Since Peptipedia contains both labelled peptides and predicted peptides with their machine learning models for a select bioactivity, with curated sets of labelled seqeunces for generating machine learning classification models for anti-inflammatory and immunomodulatory activities with scripts/peptipedia-model-curation.R. We filtered to only sequences were Predicted = FALSE to obtain just labelled sequences that had some amount of validation or evidence for the bioactivity across the curated database sources collected through Peptipedia. Since our initial curation in Fall of 2024 Peptipedia no longer has an option to download sequences in TSV format and distinguishing in bulk whether a sequence has a labelled or predicted bioactivity.
We generated models for predicting anti-inflammatory and immunomodulatory activities using the AutoPeptideML v.1 webserver and uploaded the TSVs in db_data/model_training_data. We selected "automatic search for negative peptides" and for building the anti-inflammatory model we selected immunomodulatory as an overlapping bioactivity and vice versa for the immunomdulatory model.
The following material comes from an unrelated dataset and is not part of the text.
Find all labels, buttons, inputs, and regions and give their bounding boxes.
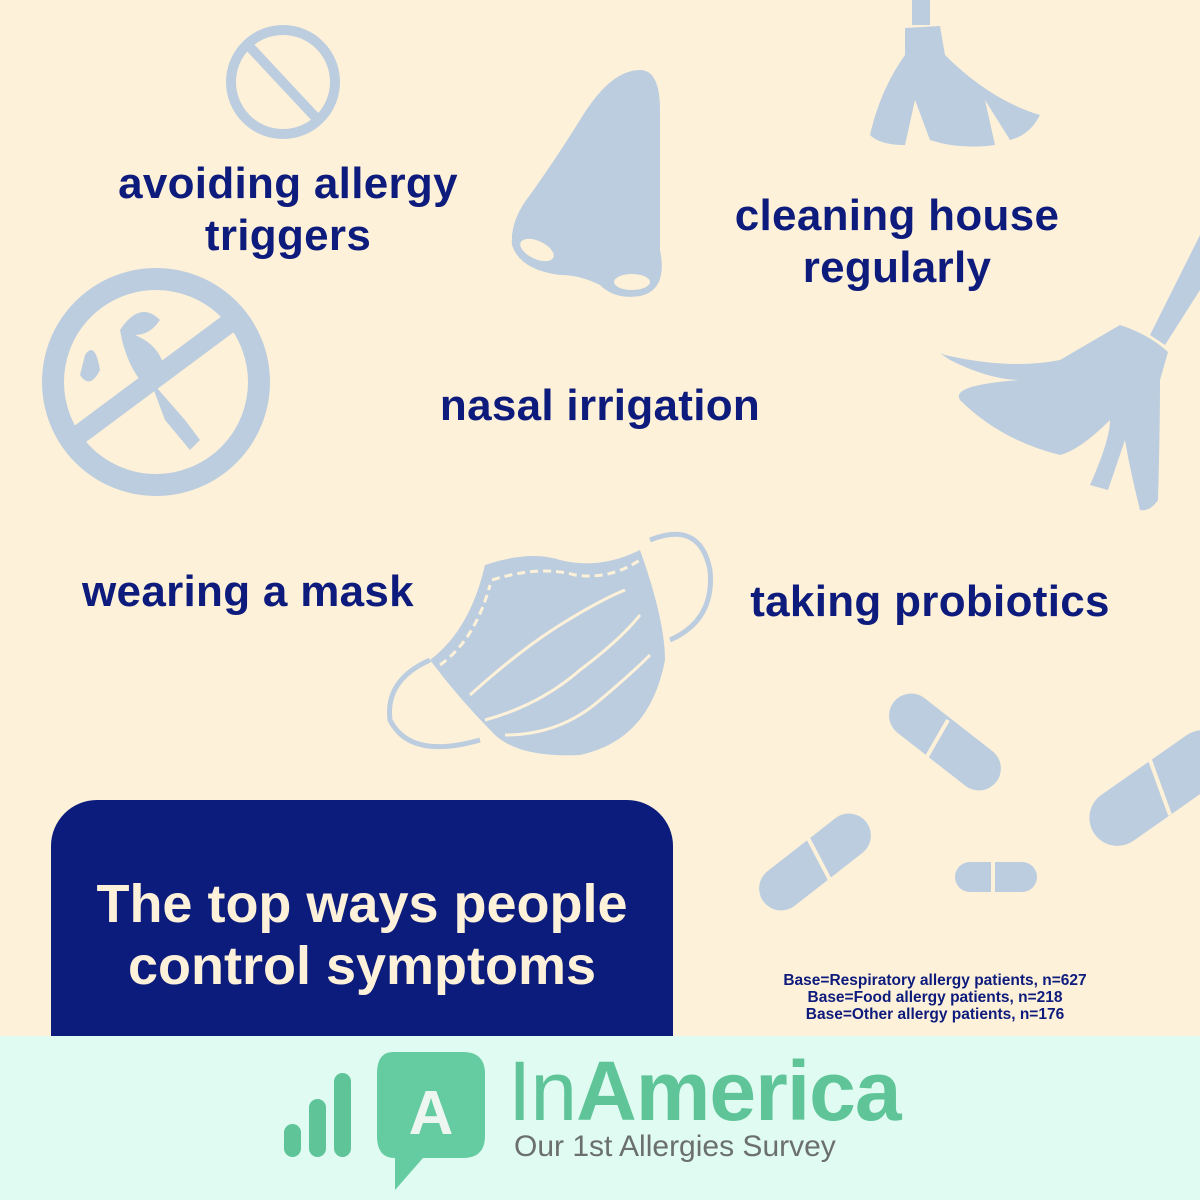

We kept the homology partitioning threshold at the default of 0.3 and using the default alignment algorithm as mmseqs. Model output files are located in models/ and split by bioactivity.
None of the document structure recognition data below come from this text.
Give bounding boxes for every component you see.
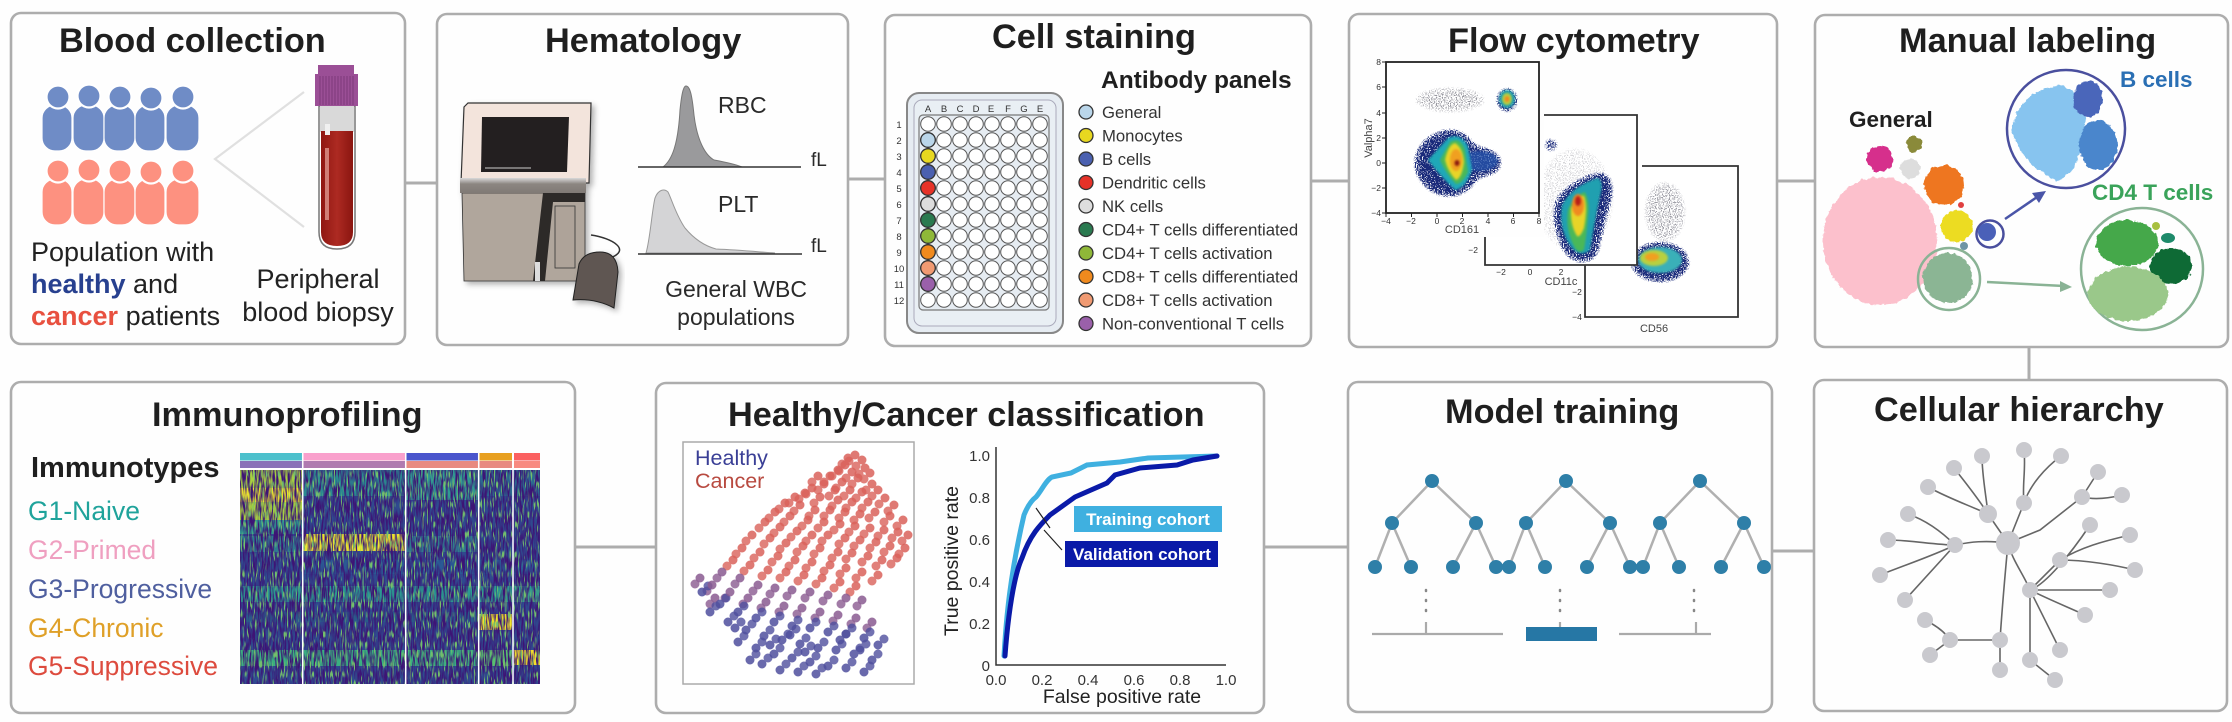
icon: hematology analyzer — [460, 103, 620, 308]
chart: CD161 density plot: −2 — [1371, 183, 1381, 193]
zoom lines from population to tube — [215, 92, 304, 227]
legend: immunotype groups: G2-Primed — [28, 535, 156, 565]
chart: CD56 density plot: CD56 — [1640, 323, 1668, 335]
label: CD4 T cells: CD4 T cells — [2092, 180, 2213, 205]
text: peripheral blood biopsy: blood biopsy — [242, 297, 394, 327]
icon: 96-well plate: 8 — [896, 232, 902, 243]
cluster plot: general populations — [1823, 136, 2004, 310]
chart: RBC distribution — [638, 86, 827, 171]
legend: training cohort — [1074, 506, 1222, 532]
chart: ROC curves: 0.2 — [1032, 672, 1052, 689]
heading: model training: Model training — [1445, 393, 1679, 431]
chart: CD161 density plot — [1360, 57, 1544, 237]
legend: antibody panels: Dendritic cells — [1102, 174, 1206, 192]
connectors between panels — [405, 179, 2029, 551]
chart: ROC curves: 0.8 — [1170, 672, 1190, 689]
diagram: tree ensemble — [1372, 481, 1764, 641]
icon: 96-well plate: B — [941, 104, 947, 115]
chart: PLT distribution — [638, 190, 827, 257]
panel: cellular hierarchy — [1814, 380, 2227, 711]
icon: 96-well plate: 2 — [896, 136, 902, 147]
chart: CD161 density plot: −2 — [1406, 216, 1416, 226]
chart: CD161 density plot: CD161 — [1445, 224, 1479, 236]
icon: 96-well plate: 7 — [896, 216, 902, 227]
heading: flow cytometry: Flow cytometry — [1448, 22, 1700, 60]
legend: antibody panels: Non-conventional T cells — [1102, 314, 1284, 334]
icon: 96-well plate: 3 — [896, 152, 902, 163]
legend: training cohort: Training cohort — [1086, 510, 1210, 529]
legend: antibody panels: Monocytes — [1102, 126, 1183, 146]
icon: 96-well plate: 4 — [896, 168, 902, 179]
chart: ROC curves: 0.4 — [969, 574, 990, 591]
text: peripheral blood biopsy: Peripheral — [256, 264, 380, 294]
chart: ROC curves: 0.6 — [969, 532, 990, 549]
text: population description: healthy and — [31, 269, 178, 299]
panel: manual labeling — [1815, 15, 2228, 347]
icon: 96-well plate: 12 — [894, 296, 904, 307]
chart: ROC curves — [941, 447, 1236, 708]
legend: antibody panels: NK cells — [1102, 197, 1163, 216]
chart: CD161 density plot: 8 — [1376, 57, 1381, 67]
text: general WBC populations: General WBC — [665, 276, 807, 302]
icon: 96-well plate — [894, 93, 1063, 333]
chart: CD161 density plot: 6 — [1511, 216, 1516, 226]
icon: 96-well plate: 6 — [896, 200, 902, 211]
chart: CD161 density plot: −4 — [1371, 208, 1381, 218]
text: population description: Population with — [31, 237, 214, 267]
legend: immunotype groups — [28, 496, 218, 681]
icon: 96-well plate: 11 — [894, 280, 904, 291]
chart: CD161 density plot: −4 — [1381, 216, 1391, 226]
legend: antibody panels: CD4+ T cells differentiated — [1102, 220, 1298, 240]
heading: blood collection: Blood collection — [59, 22, 326, 60]
chart: ROC curves: 0 — [982, 658, 990, 675]
text: peripheral blood biopsy — [242, 264, 394, 327]
label: immunotypes: Immunotypes — [31, 452, 220, 484]
legend: antibody panels: General — [1102, 103, 1161, 122]
heading: classification: Healthy/Cancer classification — [728, 396, 1205, 434]
chart: healthy vs cancer embedding — [683, 442, 914, 684]
arrow: to CD4 T cells — [1987, 281, 2072, 292]
chart: ROC curves: 1.0 — [1216, 672, 1236, 689]
chart: CD161 density plot: 2 — [1460, 216, 1465, 226]
text: population description: cancer patients — [31, 301, 220, 331]
label: general: General — [1849, 107, 1933, 132]
chart: CD161 density plot: Valpha7 — [1363, 118, 1375, 158]
chart: CD11c density plot: −2 — [1496, 267, 1506, 277]
icon: cancer population — [42, 158, 199, 225]
chart: ROC curves: 0.6 — [1124, 672, 1144, 689]
chart: CD161 density plot: 6 — [1376, 82, 1381, 92]
chart: RBC distribution: RBC — [718, 92, 767, 118]
panel: cell staining — [885, 15, 1311, 346]
chart: ROC curves: 0.8 — [969, 490, 990, 507]
legend: antibody panels: CD8+ T cells activation — [1102, 291, 1273, 310]
legend: antibody panels: CD8+ T cells differentiated — [1102, 268, 1298, 286]
icon: 96-well plate: 5 — [896, 184, 902, 195]
icon: healthy population — [42, 84, 199, 151]
legend: immunotype groups: G4-Chronic — [28, 613, 164, 643]
panel: model training — [1348, 382, 1772, 712]
chart: RBC distribution: fL — [811, 150, 827, 171]
chart: CD161 density plot: 8 — [1537, 216, 1542, 226]
chart: ROC curves: 0.0 — [986, 672, 1006, 689]
chart: ROC curves: True positive rate — [941, 486, 963, 636]
legend: antibody panels — [1079, 103, 1298, 334]
legend: antibody panels: CD4+ T cells activation — [1102, 244, 1273, 263]
chart: CD56 density plot: −4 — [1572, 312, 1582, 322]
heading: cellular hierarchy: Cellular hierarchy — [1874, 391, 2164, 429]
chart: ROC curves: 0.4 — [1078, 672, 1098, 689]
icon: 96-well plate: 9 — [896, 248, 902, 259]
chart: CD11c density plot: −2 — [1468, 245, 1478, 255]
label: B cells: B cells — [2120, 67, 2193, 92]
chart: immunotype heatmap — [240, 453, 540, 684]
text: population description — [31, 237, 220, 331]
icon: blood tube — [315, 65, 358, 249]
chart: CD56 density plot — [1572, 166, 1738, 335]
chart: CD161 density plot: 0 — [1376, 158, 1381, 168]
legend: immunotype groups: G5-Suppressive — [28, 651, 218, 681]
legend: immunotype groups: G3-Progressive — [28, 574, 212, 604]
legend: validation cohort: Validation cohort — [1073, 545, 1211, 564]
panel: hematology — [437, 14, 848, 345]
chart: healthy vs cancer embedding: Healthy — [695, 446, 768, 470]
heading: hematology: Hematology — [545, 22, 741, 60]
chart: CD161 density plot: 2 — [1376, 133, 1381, 143]
chart: CD56 density plot: −2 — [1572, 287, 1582, 297]
chart: PLT distribution: fL — [811, 236, 827, 257]
icon: 96-well plate: F — [1005, 104, 1011, 115]
chart: healthy vs cancer embedding: Cancer — [695, 469, 764, 493]
chart: CD161 density plot: 4 — [1376, 108, 1381, 118]
icon: 96-well plate: E — [988, 104, 994, 115]
icon: 96-well plate: C — [957, 104, 964, 115]
chart: ROC curves: False positive rate — [1043, 686, 1201, 708]
chart: CD161 density plot: 0 — [1435, 216, 1440, 226]
legend: validation cohort — [1065, 541, 1218, 567]
text: general WBC populations: populations — [677, 304, 795, 330]
cluster plot: B cells — [2007, 70, 2125, 188]
panel: immunoprofiling — [11, 382, 575, 713]
legend: immunotype groups: G1-Naive — [28, 496, 140, 526]
chart: CD11c density plot — [1468, 115, 1637, 288]
panel: healthy/cancer classification — [656, 383, 1264, 713]
chart: CD11c density plot: 0 — [1528, 267, 1533, 277]
icon: 96-well plate: A — [925, 104, 932, 115]
icon: 96-well plate: G — [1020, 104, 1028, 115]
text: general WBC populations — [665, 276, 807, 330]
icon: 96-well plate: D — [973, 104, 980, 115]
diagram: hierarchy tree — [1880, 450, 2135, 680]
chart: CD11c density plot: CD11c — [1545, 276, 1578, 288]
heading: antibody panels: Antibody panels — [1101, 67, 1292, 94]
icon: 96-well plate: 1 — [896, 120, 902, 131]
chart: ROC curves: 1.0 — [969, 448, 990, 465]
chart: CD161 density plot: 4 — [1486, 216, 1491, 226]
chart: ROC curves: 0.2 — [969, 616, 990, 633]
panel: flow cytometry — [1349, 14, 1777, 347]
heading: cell staining: Cell staining — [992, 18, 1196, 56]
heading: immunoprofiling: Immunoprofiling — [152, 396, 423, 434]
panel: blood collection — [11, 13, 405, 344]
legend: antibody panels: B cells — [1102, 150, 1151, 169]
icon: 96-well plate: E — [1037, 104, 1043, 115]
icon: 96-well plate: 10 — [894, 264, 904, 275]
arrow: to B cells — [2005, 191, 2046, 219]
chart: PLT distribution: PLT — [718, 191, 758, 217]
cluster plot: CD4 T cells — [2081, 208, 2203, 330]
chart: CD11c density plot: 2 — [1559, 267, 1564, 277]
heading: manual labeling: Manual labeling — [1899, 22, 2156, 60]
For the anti-inflammatory model we created two models, ANIF_1 and ANIF_2. ANIF_1 was trained using labelled sequences from the Peptipedia database as described above. ANIF_2 was constructed using positive and negative labelled sequences from a benchmark database collected Immune Epitope Database curated as part of the AIPpred and AntiInflam machine learning models.
We predicted the anti-inflammatory and immunomodulatory potential of peptides predicted from genomes assembled from fermented foods and proteomics experiments from fermented foods, as well as predicted other bioactivities with models from the AutoPeptideML release. The datasets as well as machine learning models and benchmarking sequences are also available on Zenodo.